Le nom de Cagliostro vivra long-tems, et parmi les erreurs dont on pourra tracer l’histoire, les folies des Illuminés tiendront un rang distingué. Une pièce de Théâtre destinée à les retracer ne sauroit manquer d’obtenir beaucoup de succès ; c’est ce qui est arrivé à celle qu’on vient de représenter au Théâtre Molière ; tout est fait pour piquer la curiosité.

Un Baron Allemand fort riche, et gouverneur d'une province, reçoit cher loi un aventurier qui se fait passer pour un homme extraordinaire, issu d’un sang illustre, et décoré du titre de Comte de Santa Vecchia. Le Baron est un personnage crédule, disposé à se laisser mystifier par le premier venu.
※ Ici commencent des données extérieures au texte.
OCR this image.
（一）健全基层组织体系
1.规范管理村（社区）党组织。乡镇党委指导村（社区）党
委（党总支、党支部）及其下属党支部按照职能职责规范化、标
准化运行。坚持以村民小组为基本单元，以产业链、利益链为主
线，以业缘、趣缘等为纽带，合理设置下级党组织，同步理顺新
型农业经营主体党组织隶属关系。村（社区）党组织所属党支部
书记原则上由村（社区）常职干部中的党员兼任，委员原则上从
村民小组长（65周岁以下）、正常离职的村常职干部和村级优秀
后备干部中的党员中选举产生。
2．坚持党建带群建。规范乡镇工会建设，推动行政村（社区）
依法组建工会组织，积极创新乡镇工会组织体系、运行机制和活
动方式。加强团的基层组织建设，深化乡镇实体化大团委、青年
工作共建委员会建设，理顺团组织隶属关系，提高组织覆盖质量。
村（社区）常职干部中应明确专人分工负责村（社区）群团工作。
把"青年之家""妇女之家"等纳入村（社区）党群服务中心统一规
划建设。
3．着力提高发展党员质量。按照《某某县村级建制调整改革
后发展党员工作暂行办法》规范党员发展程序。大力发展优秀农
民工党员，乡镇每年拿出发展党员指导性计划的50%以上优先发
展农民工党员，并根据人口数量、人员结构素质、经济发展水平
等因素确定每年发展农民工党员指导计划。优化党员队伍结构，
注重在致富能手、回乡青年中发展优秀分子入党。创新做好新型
Il se laisse tellement éblouir par le langage mystique et les opérations de fantasmagorie du prétendu Comte de Santa-Vecchia, qu’il n’ose plus voir que par ses yeux, entendre que par ses oreilles. Le Charlatan profite de l’occasion pour s’établir dans la maison. Il traine à sa suite une jeune personne nommée Mathilde, qu’il a enlevée à son père. Il essaie de s’approprier de la même manière Léonore, fille du Baron. Il lui fait apparoître sa mère, qui lui commande de n’aimer que l’illustre Comte de Santa-Vecchia. I1 est contrarié dans ses desseins par Lindorf, jeune officier amoureux de Léonore, et fort peu disposé à croire aux prétendus prodiges du nouveau Cagliostro. Pour écarter ce rival incommode, Santa-Vecchia exalte la tête de Leonore, et parvient à se faire regarder comme un génie supérieur. D’un autre côté, il engage Mathilde à tenter la foi du Capitaine par de tendres aveux et de séduisantes propositions ; mais Lindorf résiste à tout, et demeure fidèle à Léonore. Alors Santa Vecchia prépare une grande scène d’apparition» pour arriver à se» desseins. Le fantôme ordinaire s'étant esquivé, on. prend pour le remplacer un vieillard inconnu, que l’on ényvre à dessein.

Les évocations commencent, le spectre paroît ; Mathilde reconnoît son père dans la personne de ce vieillard. Le Capitaine témoin de cette scène, court appeler la force-armée. Léonore troublée, presse de ses questions le prétendu magicien ; elle reconnoit qu’elle est sa victime, et désespérée d’avoir immolé son honneur à un misérable, elle prend un breuvage empoisonné et périt. L’aventurier est saisi, et livré à la juste vengeance des lois.

Ou sent combien ce tableau doit inspirer d’émotions ; combien d’allarmes il doit porter dans les ames timides ; de quel appareil il est susceptible. Tout cela a été très-bien rendu au Théâtre des Variétés Etrangères, et si l’on retranche quelques détails inutiles, si l'on remédie à quelques vices de style, cette pièce doit obtenir un grand succès.